NASA’s TESS planet-hunting satellite just beamed back its first photo from space and everyone is buzzing with excitement. The stunning image, released yesterday by the space agency, captures the Centaurus constellation shining brightly in the southern sky and depicts more than 200,000 stars, NASA officials wrote in a news release.
“The edge of the Coalsack Nebula is in the right upper corner and the bright star Beta Centauri is visible at the lower left edge.”
TESS snapped this first photo on May 17, soon after a flyby of the moon that brought the spacecraft as close as about 5,000 miles from Earth’s satellite.
This long-planned lunar flyby has taken the mission “one step closer to searching for new worlds,” NASA pointed out, and represents a “gravity assist” maneuver meant to set the TESS spacecraft on its trailblazing path around our planet.
As the Inquisitr previously reported, NASA’s TESS satellite, which stands for Transiting Exoplanet Survey, will operate from a highly-elliptical P/2 Lunar Resonant Orbit described in the video below, a novel path that no other spacecraft has trodden before.
This will allow the satellite’s four cameras to image up to 85 percent of the sky, eventually covering more than 400 times the swath of sky pictured in the newly-released snapshot.
This first image was taken as part of a two-second test of one of the spacecraft’s cameras. According to NASA, “a science-quality image,” also known as a “first light” image, will be released next month.
On May 30, the TESS satellite will fire up its thrusters for the last time in order to position itself on its innovative orbit, where it will spend two years scoping out the skies and tracking down an estimated 20,000 planets beyond our solar system.
Newsweek reports that TESS’s first photograph may already contain a bounty of new worlds to explore, as each of the 200,000 stars revealed in the image is most likely orbited by at least one planet.
The spacecraft is expected to reach its targeted orbit in mid-June and will shortly thereafter begin its science operations once the satellite’s cameras are fully calibrated.
The $287 million TESS mission was launched on April 18 atop a SpaceX Falcon 9 rocket, which took off from the Cape Canaveral Air Force Station in Florida.
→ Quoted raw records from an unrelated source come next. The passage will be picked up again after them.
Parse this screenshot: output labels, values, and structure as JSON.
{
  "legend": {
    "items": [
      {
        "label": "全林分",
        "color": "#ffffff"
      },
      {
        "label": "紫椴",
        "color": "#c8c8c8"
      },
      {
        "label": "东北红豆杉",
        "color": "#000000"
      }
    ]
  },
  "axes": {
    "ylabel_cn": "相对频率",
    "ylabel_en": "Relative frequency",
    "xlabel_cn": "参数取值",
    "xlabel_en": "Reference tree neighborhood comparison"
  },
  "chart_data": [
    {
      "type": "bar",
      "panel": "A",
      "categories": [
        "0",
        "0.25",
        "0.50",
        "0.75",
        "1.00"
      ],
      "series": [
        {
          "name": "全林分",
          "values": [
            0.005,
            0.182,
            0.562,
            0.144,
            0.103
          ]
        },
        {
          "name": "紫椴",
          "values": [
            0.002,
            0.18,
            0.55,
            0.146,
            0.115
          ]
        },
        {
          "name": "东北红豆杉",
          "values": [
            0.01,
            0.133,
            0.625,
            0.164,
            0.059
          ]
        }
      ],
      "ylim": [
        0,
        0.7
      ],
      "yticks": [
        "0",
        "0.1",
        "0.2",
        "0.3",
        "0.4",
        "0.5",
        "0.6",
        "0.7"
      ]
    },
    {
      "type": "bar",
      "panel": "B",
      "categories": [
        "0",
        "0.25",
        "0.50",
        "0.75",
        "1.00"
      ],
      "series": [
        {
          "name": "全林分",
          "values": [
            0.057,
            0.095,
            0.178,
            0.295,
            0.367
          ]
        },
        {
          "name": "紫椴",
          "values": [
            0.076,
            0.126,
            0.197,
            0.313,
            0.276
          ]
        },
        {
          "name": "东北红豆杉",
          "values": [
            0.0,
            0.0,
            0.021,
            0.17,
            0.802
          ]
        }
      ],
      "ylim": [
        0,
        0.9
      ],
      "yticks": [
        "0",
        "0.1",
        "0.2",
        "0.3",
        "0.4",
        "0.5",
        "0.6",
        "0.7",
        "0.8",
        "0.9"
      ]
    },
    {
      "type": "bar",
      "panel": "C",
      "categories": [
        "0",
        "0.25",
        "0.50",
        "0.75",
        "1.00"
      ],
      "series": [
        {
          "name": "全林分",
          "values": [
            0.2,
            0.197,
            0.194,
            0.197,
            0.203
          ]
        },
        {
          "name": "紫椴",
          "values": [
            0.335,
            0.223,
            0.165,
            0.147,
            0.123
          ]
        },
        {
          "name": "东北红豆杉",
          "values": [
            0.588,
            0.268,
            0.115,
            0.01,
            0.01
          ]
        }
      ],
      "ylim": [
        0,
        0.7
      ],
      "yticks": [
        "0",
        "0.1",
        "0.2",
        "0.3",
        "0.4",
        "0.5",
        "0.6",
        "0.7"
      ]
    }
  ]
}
The TESS satellite will take over the planet-hunting task performed until now by the soon-to-be-retired Kepler probe, which is running out of fuel and will cease operations within the next couple of months, NASA reported earlier this year.
Since its launch in 2009, the Kepler spacecraft has discovered about 70 percent of the 3,700 known exoplanets, notes Space.com. The TESS mission is expected to match this incredible number and even exceed the outstanding performance of the venerable Kepler probe.